Reviews and Events

Journal of Revenue and Pricing Management (2008) 7, 117–118. doi:10.1057/palgrave.rpm.5160129

Ryanair — How a small Irish airline conquered Europe

By Siobhan Creation
(Aurum Press Ltd; London; 272 pages; £7.99; 2005; ISBN 1-84513-083-9)

James Bain1

1Head of Revenue Management, Cross Country Trains, Birmingham, UK. E-mail: James.Bain@crosscountrytrains.co.uk

Mary, Mary quite contrary how does your monopoly grow, it doesn't

The above quote is the strap line from a Ryanair marketing campaign directed at the then Irish Transport Minister Mary O'Rourke who had just rejected a proposal from Ryanair to build a second terminal at Dublin Airport.

Siobhan Creation's book starts with Tony Ryan and the creation of Guiness Peat Aviation (GPA), which specialised in aircraft leasing. The book highlights the successful building of the business and the subsequent collapse that centred around a failed flotation of the business on 18th June, 1992. The dramatic failure of the float saw Tony Ryan's personal wealth go from $300m to debts of $37m in a few hours.

The growth of GPA had allowed Tony Ryan to set up his own airline to exploit the potential on the Dublin–London route.
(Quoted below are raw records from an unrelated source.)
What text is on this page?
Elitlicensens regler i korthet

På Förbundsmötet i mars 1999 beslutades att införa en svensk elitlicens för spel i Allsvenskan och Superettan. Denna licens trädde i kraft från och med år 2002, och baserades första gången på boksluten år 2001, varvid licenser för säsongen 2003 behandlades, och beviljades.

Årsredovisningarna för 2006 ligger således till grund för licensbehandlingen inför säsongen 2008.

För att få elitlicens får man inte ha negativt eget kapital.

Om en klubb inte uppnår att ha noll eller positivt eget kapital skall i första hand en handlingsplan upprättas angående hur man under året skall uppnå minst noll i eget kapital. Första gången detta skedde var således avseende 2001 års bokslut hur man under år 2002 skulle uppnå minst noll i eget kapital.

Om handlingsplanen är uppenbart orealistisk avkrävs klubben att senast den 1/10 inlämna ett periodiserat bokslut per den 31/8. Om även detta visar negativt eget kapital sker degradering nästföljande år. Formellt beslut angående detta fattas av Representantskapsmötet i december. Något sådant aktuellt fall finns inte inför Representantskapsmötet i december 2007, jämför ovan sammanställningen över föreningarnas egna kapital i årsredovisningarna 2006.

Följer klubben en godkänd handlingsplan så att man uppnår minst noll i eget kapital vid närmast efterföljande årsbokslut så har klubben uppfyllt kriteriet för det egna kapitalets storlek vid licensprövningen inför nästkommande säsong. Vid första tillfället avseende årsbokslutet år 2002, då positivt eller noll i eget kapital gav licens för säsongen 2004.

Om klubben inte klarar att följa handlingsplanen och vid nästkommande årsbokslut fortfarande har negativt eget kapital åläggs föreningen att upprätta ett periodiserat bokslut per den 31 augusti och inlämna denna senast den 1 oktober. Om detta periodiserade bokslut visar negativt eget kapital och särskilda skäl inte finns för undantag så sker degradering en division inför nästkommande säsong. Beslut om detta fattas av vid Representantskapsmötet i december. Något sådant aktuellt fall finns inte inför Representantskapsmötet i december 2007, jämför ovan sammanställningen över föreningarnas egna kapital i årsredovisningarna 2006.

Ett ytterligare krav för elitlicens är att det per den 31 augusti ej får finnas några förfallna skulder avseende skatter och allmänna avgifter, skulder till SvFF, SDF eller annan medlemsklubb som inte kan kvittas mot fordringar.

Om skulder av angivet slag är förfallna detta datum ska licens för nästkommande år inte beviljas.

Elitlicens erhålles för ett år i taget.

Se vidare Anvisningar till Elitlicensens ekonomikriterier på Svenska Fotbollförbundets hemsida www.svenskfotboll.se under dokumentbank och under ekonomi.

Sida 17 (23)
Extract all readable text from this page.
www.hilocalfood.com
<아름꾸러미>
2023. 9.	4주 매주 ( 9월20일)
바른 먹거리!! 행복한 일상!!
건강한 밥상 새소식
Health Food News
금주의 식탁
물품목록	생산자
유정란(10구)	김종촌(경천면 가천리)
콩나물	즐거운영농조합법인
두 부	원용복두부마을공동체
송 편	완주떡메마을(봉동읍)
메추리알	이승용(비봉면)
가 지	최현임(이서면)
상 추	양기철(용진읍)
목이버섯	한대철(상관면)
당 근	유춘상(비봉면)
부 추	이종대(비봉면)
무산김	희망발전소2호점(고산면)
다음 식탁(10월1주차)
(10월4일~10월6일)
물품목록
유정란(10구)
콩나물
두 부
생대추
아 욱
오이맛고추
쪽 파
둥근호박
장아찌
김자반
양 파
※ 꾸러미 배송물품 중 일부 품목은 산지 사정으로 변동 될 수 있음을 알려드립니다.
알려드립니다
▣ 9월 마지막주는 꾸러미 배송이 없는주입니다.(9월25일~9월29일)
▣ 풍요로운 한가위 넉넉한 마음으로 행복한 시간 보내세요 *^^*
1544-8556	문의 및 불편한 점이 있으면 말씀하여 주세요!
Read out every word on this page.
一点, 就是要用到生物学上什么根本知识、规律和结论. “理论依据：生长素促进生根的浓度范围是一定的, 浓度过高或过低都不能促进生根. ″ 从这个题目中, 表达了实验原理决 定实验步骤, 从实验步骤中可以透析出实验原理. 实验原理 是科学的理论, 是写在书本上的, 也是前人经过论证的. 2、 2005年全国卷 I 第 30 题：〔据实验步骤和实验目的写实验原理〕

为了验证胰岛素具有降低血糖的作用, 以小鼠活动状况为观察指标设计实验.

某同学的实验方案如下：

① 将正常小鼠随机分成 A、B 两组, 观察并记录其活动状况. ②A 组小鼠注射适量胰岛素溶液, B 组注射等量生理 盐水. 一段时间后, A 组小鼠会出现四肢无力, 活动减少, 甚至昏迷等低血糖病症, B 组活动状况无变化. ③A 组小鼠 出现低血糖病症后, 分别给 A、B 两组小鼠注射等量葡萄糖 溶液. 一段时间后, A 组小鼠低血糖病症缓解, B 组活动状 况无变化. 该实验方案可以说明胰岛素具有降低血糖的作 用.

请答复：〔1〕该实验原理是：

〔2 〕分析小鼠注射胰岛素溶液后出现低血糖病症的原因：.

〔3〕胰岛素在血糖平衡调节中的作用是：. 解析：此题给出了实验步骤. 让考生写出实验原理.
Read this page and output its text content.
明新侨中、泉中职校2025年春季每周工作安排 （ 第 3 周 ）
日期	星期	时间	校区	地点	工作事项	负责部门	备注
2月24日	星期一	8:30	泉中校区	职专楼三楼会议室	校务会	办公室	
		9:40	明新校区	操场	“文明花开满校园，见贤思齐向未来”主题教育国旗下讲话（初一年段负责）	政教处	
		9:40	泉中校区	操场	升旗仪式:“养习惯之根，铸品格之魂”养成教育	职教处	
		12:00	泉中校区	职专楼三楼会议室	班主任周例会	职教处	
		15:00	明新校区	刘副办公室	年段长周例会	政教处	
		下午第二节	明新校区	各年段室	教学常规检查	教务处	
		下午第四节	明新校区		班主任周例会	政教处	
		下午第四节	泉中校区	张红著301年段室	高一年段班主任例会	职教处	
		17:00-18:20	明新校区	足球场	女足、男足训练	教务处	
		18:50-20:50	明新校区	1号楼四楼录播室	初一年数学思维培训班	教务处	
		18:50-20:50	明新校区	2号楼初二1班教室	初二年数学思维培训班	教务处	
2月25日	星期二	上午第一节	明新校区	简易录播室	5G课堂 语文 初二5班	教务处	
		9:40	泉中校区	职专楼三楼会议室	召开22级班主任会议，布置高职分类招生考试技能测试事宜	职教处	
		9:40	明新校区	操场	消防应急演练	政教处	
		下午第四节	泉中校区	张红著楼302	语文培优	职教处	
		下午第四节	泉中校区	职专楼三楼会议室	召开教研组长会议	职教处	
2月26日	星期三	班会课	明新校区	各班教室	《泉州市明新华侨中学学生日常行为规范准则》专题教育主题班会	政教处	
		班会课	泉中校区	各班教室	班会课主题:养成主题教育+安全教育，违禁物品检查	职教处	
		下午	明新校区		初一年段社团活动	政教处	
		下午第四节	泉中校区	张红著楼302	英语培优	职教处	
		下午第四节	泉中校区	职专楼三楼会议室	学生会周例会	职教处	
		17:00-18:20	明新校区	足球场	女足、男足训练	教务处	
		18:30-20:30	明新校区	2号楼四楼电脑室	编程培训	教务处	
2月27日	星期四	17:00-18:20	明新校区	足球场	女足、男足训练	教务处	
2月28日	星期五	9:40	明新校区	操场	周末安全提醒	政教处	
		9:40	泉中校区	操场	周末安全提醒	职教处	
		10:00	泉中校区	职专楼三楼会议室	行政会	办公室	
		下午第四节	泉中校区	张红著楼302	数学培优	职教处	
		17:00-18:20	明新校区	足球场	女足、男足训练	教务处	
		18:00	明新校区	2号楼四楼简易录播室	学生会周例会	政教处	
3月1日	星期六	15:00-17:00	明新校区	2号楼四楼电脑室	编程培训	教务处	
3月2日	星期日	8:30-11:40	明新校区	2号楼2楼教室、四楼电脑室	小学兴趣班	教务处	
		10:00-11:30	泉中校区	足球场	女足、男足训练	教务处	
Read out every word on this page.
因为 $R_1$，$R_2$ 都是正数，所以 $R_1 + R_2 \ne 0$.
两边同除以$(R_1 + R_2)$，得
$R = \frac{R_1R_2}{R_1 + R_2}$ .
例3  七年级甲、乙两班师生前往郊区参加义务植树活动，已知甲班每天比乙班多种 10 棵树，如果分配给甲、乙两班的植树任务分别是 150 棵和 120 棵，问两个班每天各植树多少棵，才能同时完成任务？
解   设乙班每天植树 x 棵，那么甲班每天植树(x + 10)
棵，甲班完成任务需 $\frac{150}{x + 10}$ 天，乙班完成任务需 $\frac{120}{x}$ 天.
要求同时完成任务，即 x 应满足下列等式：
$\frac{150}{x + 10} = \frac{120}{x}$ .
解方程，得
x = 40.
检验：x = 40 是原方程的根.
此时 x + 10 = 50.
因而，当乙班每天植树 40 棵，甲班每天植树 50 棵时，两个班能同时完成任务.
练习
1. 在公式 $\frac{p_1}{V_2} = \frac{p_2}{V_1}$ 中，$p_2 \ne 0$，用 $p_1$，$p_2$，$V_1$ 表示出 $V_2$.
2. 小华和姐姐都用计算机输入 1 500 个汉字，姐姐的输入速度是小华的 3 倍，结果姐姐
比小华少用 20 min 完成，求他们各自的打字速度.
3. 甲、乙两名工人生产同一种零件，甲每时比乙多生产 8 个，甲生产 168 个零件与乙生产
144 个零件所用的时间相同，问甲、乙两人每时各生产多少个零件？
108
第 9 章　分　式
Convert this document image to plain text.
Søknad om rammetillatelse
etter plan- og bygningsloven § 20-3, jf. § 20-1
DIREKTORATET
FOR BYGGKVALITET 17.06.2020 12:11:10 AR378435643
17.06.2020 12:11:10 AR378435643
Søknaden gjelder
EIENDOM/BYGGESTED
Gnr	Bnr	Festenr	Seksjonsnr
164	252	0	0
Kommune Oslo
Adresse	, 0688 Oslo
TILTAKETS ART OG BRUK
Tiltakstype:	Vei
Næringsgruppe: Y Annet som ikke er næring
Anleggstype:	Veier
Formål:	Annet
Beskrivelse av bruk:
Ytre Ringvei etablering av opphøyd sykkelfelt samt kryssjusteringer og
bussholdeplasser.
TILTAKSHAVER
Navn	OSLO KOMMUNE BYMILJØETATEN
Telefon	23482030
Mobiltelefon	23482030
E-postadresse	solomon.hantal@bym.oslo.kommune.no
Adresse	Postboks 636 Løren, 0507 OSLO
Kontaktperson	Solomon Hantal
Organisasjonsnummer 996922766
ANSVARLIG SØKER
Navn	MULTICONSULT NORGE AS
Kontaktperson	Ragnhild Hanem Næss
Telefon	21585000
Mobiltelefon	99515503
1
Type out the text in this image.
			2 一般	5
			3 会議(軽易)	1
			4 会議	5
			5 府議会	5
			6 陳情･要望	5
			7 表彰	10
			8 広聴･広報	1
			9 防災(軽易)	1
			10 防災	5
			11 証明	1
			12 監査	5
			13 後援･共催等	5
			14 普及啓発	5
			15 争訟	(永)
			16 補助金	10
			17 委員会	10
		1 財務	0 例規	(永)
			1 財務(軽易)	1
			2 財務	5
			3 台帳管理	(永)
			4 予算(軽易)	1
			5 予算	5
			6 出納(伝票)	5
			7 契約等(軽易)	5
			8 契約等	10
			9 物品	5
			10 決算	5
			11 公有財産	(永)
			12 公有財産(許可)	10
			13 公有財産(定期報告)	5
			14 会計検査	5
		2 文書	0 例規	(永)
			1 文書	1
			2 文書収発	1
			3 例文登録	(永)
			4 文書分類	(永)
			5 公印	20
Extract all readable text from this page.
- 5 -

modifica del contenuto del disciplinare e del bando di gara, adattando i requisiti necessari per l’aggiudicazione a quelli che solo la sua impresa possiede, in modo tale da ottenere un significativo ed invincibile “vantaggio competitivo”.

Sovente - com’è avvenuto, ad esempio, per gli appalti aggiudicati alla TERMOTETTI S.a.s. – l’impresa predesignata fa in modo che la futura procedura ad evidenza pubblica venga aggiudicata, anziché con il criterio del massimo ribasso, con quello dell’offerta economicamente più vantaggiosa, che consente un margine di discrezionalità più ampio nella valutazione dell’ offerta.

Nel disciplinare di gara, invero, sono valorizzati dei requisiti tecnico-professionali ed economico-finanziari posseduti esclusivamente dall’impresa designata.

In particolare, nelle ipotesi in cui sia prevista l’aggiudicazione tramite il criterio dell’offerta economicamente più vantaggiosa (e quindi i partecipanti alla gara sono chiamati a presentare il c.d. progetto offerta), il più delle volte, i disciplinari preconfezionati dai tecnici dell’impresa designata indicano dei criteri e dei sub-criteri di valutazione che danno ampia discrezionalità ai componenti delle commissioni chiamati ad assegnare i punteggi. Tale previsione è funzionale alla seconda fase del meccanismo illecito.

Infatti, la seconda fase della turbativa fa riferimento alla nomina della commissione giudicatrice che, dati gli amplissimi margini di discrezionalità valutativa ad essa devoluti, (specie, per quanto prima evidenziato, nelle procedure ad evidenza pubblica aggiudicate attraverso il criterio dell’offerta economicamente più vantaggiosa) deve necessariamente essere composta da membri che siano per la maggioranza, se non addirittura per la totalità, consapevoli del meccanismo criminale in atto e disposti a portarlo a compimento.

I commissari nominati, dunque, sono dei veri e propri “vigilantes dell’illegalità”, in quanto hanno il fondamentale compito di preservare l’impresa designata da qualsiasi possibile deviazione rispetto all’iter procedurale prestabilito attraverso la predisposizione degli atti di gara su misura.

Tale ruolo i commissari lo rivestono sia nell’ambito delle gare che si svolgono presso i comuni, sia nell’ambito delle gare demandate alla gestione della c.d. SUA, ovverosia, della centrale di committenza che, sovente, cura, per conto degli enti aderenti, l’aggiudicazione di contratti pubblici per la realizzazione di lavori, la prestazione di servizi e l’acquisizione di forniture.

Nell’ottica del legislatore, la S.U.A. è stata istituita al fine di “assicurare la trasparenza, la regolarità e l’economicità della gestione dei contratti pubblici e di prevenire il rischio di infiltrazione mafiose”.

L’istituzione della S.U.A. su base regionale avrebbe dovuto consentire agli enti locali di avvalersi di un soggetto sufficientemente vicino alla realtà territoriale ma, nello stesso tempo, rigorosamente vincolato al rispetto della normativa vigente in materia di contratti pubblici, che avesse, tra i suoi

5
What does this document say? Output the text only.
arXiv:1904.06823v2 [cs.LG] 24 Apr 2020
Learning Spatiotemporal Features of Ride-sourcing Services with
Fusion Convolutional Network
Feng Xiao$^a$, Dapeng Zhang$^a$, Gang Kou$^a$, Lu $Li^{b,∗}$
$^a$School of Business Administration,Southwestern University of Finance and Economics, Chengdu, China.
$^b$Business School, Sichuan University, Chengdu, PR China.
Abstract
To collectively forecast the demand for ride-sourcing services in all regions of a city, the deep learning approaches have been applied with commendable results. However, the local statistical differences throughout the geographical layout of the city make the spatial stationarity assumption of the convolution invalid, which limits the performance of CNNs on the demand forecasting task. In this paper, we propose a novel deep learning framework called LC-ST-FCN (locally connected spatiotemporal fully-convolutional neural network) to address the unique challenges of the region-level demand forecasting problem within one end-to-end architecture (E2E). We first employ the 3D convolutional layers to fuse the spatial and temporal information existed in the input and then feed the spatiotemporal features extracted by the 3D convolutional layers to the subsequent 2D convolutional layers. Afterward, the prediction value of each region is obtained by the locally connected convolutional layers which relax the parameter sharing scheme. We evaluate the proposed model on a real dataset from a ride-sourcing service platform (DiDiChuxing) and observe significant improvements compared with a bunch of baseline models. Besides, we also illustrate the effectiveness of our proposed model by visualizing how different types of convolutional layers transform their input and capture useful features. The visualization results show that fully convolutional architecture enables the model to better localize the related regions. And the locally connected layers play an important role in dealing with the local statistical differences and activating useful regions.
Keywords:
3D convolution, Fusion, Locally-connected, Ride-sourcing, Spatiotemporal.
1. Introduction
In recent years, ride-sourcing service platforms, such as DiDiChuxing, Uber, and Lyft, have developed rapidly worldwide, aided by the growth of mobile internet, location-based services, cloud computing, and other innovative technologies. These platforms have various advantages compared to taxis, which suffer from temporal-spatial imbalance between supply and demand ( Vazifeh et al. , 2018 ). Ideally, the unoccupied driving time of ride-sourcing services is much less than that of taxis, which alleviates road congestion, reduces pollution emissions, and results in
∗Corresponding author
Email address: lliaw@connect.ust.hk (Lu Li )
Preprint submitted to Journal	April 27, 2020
The first Ryanair flight left Dublin on 23rd May, 1986 heading for Luton. Ryanair set a fare of £99, which was less than half the price of British Airways and Air Lingus.

Michael O'Leary was a teenage friend of Ryan's sons who went on to study business at Dublin's Trinity College. His view was that '...business students just wanted to go out and "rape the world" and that his time at Trinity was four years of meeting girls and drinking alcohol'.

After his studies O'Leary embarked on a job with KPMG, helping wealthy clients with their tax affairs. He decided he was not cut out to be an accountant and went on to purchase Newsagents and build a property portfolio. Tony Ryan had employed KPMG years earlier to audit his farm. In 1988, he stopped by Newsagents and asked O'Leary to become his personal assistant.

By 1988 Ryanair was losing money and had lost £7m in two years, at this point Ryan put O'Leary into the airline as his financial watchdog. This was followed by the inevitable move into the Chief Executive's chair.

O'Leary is still in the same chair. On 5th November, 2007 he delivered a record half year after tax profits of euro dollar408m, up 24 per cent on the same period last year, where traffic grew by 20 per cent to 26.6m passengers in the six months to 30 September but yields fell by 1 per cent as revenues rose by 24 per cent to euro dollar1,554m.

Siobhan Creation's book moves into the O'Leary era with speed, capturing the political, financial and operational challenges that Ryanair has been through under his leadership. What it gives you is a picture that O'Leary is in complete control of the business. He has adopted best practice from American low-cost carriers such as South West Airlines while enhancing the business model to be one of 'no frills'.

From a revenue management and pricing perspective, the spectacular success of Ryanair in our area is built on a business model that is so robust that when Boeing stress tested it in 1998 as part of the due diligence process for the sale of 25 new planes they could not find any three-month period where Ryanair would not be profitable. The stress test included demand drops, fuel price increases and exchange rate volatility.

With the operational and cost base of the business robust, Ryanair have been able to engage in pure price competition throughout Europe, which has seen other low-cost carriers fall by the wayside.

The strategy of the fare gets you on board and nothing else. The 25-min turnaround of aircraft and the low cost base of using airports that meet Ryanair's demanding terms and conditions have also fuelled the growth of this remarkable business.

There is a lesson in this book (which is more of a story) to all of us who wish to be able to practise revenue management as the theories dictate. The more fat that is in the cost base and the operational functionality of the business, the less effective any revenue management programme will be on bottom line profits.

As we all know, Ryanair have the ability to shock, disappoint, irritate and stir with the best of them, but at the end of the day the business booms and through Siobhan Creation's book it is easy to see why.

So, 'Michael, Michael, quite contrary how does your monopoly grow?' With a steely application of best business practice that supports a price lead volume strategy where demand is matched to supply at a price that the business is willing to offer rather than a price the customer is willing to bear.